Hip ROM and Squat Depth: A Diagnostic Decision Tree

If an athlete cannot achieve a hip crease below the knee in a free squat, run the following IMU check:

1. Test hip flexion ROM first. If <100° passive hip flexion, bony acetabular morphology may be the limiting factor — widen stance to externally rotate the femur and clear the anterior rim.
2. Test hip IR with the knee at 90°. If IR <30°, the posterior capsule is restricting femoral spin during flexion. Prescribe 90/90 hip stretching and posterior capsule sleeper stretches, monitoring ROM with re-test every two weeks.
3. Test ankle dorsiflexion simultaneously. If ankle DF <15° with knee flexed, squat depth is ankle-limited, not hip-limited — different intervention entirely.
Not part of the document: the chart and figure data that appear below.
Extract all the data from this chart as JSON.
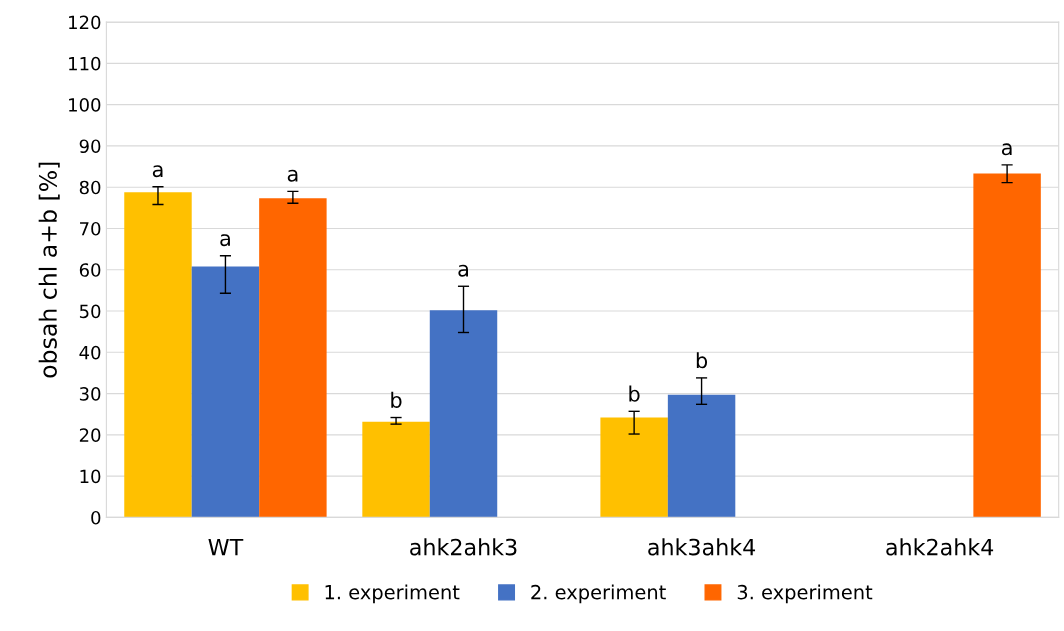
{
  "chart_data": {
    "type": "bar",
    "ylabel": "obsah chl a+b [%]",
    "categories": [
      "WT",
      "ahk2ahk3",
      "ahk3ahk4",
      "ahk2ahk4"
    ],
    "series": [
      {
        "name": "1. experiment",
        "color": "#ffc000",
        "values": [
          78.8,
          23.2,
          24.2,
          null
        ],
        "errors": [
          [
            75.8,
            80.1
          ],
          [
            22.6,
            24.2
          ],
          [
            20.2,
            25.7
          ],
          null
        ],
        "value_labels": [
          "a",
          "b",
          "b",
          null
        ]
      },
      {
        "name": "2. experiment",
        "color": "#4472c4",
        "values": [
          60.8,
          50.2,
          29.7,
          null
        ],
        "errors": [
          [
            54.3,
            63.4
          ],
          [
            44.8,
            56.0
          ],
          [
            27.4,
            33.8
          ],
          null
        ],
        "value_labels": [
          "a",
          "a",
          "b",
          null
        ]
      },
      {
        "name": "3. experiment",
        "color": "#ff6600",
        "values": [
          77.3,
          null,
          null,
          83.3
        ],
        "errors": [
          [
            76.1,
            79.0
          ],
          null,
          null,
          [
            81.1,
            85.4
          ]
        ],
        "value_labels": [
          "a",
          null,
          null,
          "a"
        ]
      }
    ],
    "ylim": [
      0,
      120
    ],
    "yticks": [
      0,
      10,
      20,
      30,
      40,
      50,
      60,
      70,
      80,
      90,
      100,
      110,
      120
    ],
    "grid": "y",
    "legend": "bottom"
  }
}
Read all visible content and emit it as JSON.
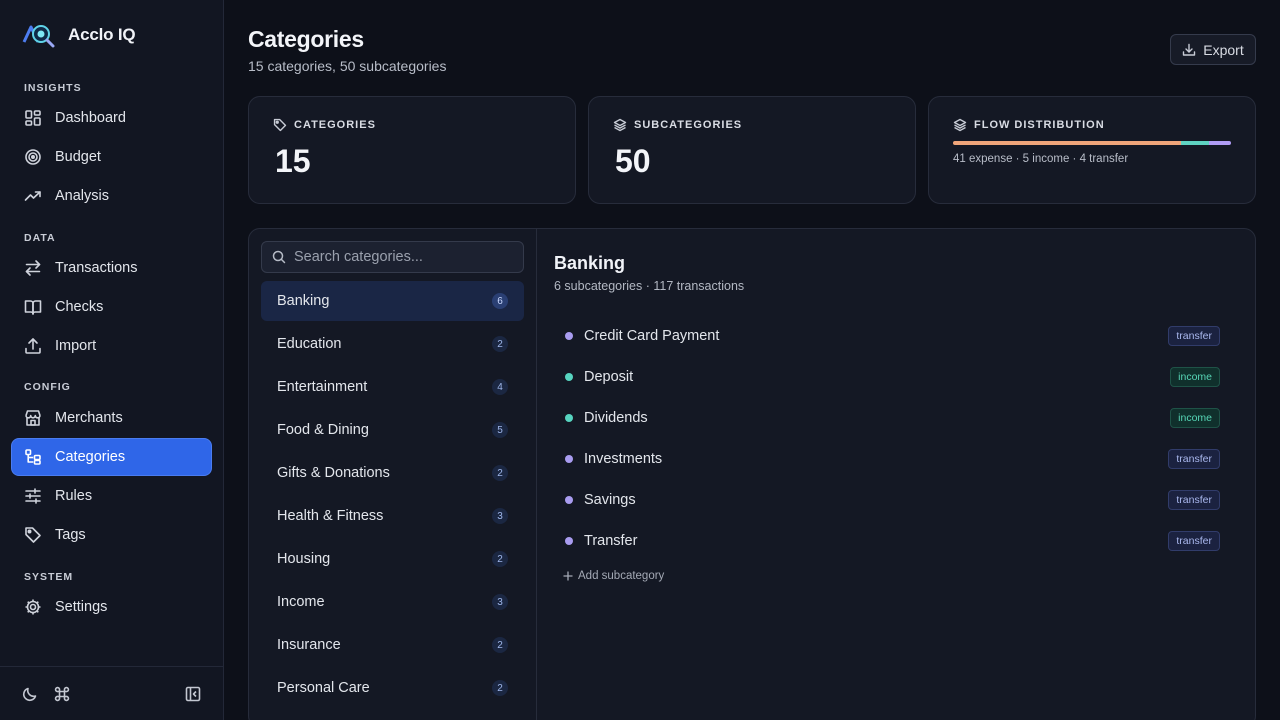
{
  "app": {
    "name": "Acclo IQ"
  },
  "sidebar": {
    "sections": [
      {
        "label": "INSIGHTS"
      },
      {
        "label": "DATA"
      },
      {
        "label": "CONFIG"
      },
      {
        "label": "SYSTEM"
      }
    ],
    "items": [
      {
        "label": "Dashboard",
        "icon": "dashboard-icon"
      },
      {
        "label": "Budget",
        "icon": "target-icon"
      },
      {
        "label": "Analysis",
        "icon": "trending-up-icon"
      },
      {
        "label": "Transactions",
        "icon": "arrows-swap-icon"
      },
      {
        "label": "Checks",
        "icon": "book-open-icon"
      },
      {
        "label": "Import",
        "icon": "upload-icon"
      },
      {
        "label": "Merchants",
        "icon": "store-icon"
      },
      {
        "label": "Categories",
        "icon": "category-tree-icon",
        "active": true
      },
      {
        "label": "Rules",
        "icon": "sliders-icon"
      },
      {
        "label": "Tags",
        "icon": "tag-icon"
      },
      {
        "label": "Settings",
        "icon": "gear-icon"
      }
    ],
    "footer": {
      "theme_icon": "moon-icon",
      "command_icon": "command-icon",
      "collapse_icon": "sidebar-collapse-icon"
    }
  },
  "header": {
    "title": "Categories",
    "subtitle": "15 categories, 50 subcategories",
    "export_label": "Export"
  },
  "stats": {
    "categories": {
      "label": "CATEGORIES",
      "value": "15"
    },
    "subcategories": {
      "label": "SUBCATEGORIES",
      "value": "50"
    },
    "flow": {
      "label": "FLOW DISTRIBUTION",
      "text": "41 expense · 5 income · 4 transfer",
      "segments": [
        {
          "name": "expense",
          "count": 41,
          "color": "#f0a57a"
        },
        {
          "name": "income",
          "count": 5,
          "color": "#5fd3c2"
        },
        {
          "name": "transfer",
          "count": 4,
          "color": "#b09cf5"
        }
      ]
    }
  },
  "search": {
    "placeholder": "Search categories..."
  },
  "category_list": [
    {
      "name": "Banking",
      "count": "6",
      "active": true
    },
    {
      "name": "Education",
      "count": "2"
    },
    {
      "name": "Entertainment",
      "count": "4"
    },
    {
      "name": "Food & Dining",
      "count": "5"
    },
    {
      "name": "Gifts & Donations",
      "count": "2"
    },
    {
      "name": "Health & Fitness",
      "count": "3"
    },
    {
      "name": "Housing",
      "count": "2"
    },
    {
      "name": "Income",
      "count": "3"
    },
    {
      "name": "Insurance",
      "count": "2"
    },
    {
      "name": "Personal Care",
      "count": "2"
    }
  ],
  "detail": {
    "title": "Banking",
    "meta": "6 subcategories · 117 transactions",
    "subcategories": [
      {
        "name": "Credit Card Payment",
        "type": "transfer"
      },
      {
        "name": "Deposit",
        "type": "income"
      },
      {
        "name": "Dividends",
        "type": "income"
      },
      {
        "name": "Investments",
        "type": "transfer"
      },
      {
        "name": "Savings",
        "type": "transfer"
      },
      {
        "name": "Transfer",
        "type": "transfer"
      }
    ],
    "add_label": "Add subcategory"
  },
  "colors": {
    "accent": "#2f66e8",
    "transfer_dot": "#a99cf0",
    "income_dot": "#57d4c0"
  }
}
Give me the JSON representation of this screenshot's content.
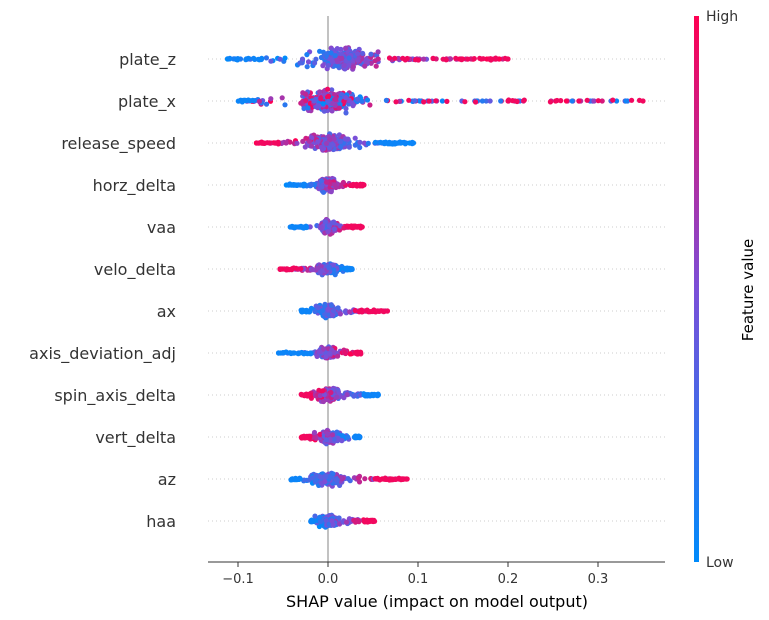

The IMU allows you to quantify which plane is the primary limiting factor rather than guessing from visual inspection, and the PoinT GO trend graph shows response to the targeted intervention across weeks.

Tracking Mobility Training Response Over Time

Hip mobility interventions generally produce measurable IMU-detectable gains within 4–6 weeks when performed at adequate dose: 4 × 30-second sustained stretches per position, 5 days per week, achieves approximately 6–9° of hip flexion ROM increase in previously restricted individuals (Freitas et al., 2018). The PoinT GO assessment protocol takes less than 10 minutes to complete, making it practical to retest every 3 weeks to guide programming decisions.

Recommended Testing Schedule

• Baseline: Complete 5-movement protocol at training block onset.
• Week 3: Re-test the two most restricted planes only (faster, less fatigue). Adjust intervention if less than 3° change is observed.
• Week 6 (end of block): Full 5-movement re-test to document block outcomes and feed forward into next mesocycle planning.
• In-season: Quarterly full assessment; monthly targeted-plane checks.

One important note on testing conditions: always test at the same time of day relative to warm-up. IMU-measured hip flexion ROM is approximately 6° higher after a 10-minute dynamic warm-up than in a cold state (Manoel et al., 2008). Standardising the pre-test warm-up — 5 minutes of stationary cycling at moderate intensity, 10 leg swings per side — ensures that changes in the data reflect genuine tissue adaptation rather than day-to-day warm-up variation.

Key References

• Ramisetty et al. (2019). Hip internal rotation ROM and lower-limb injury incidence in collegiate athletes. J Strength Cond Res, 33(8), 2241–2248.
• Freitas et al. (2018). Can chronic stretching change the muscle-tendon mechanical properties? A review. Scand J Med Sci Sports, 28(3), 794–806.
• Khayambashi et al. (2016). Hip muscle strength predicts noncontact ACL injury in male and female athletes. Am J Sports Med, 44(2), 355–361.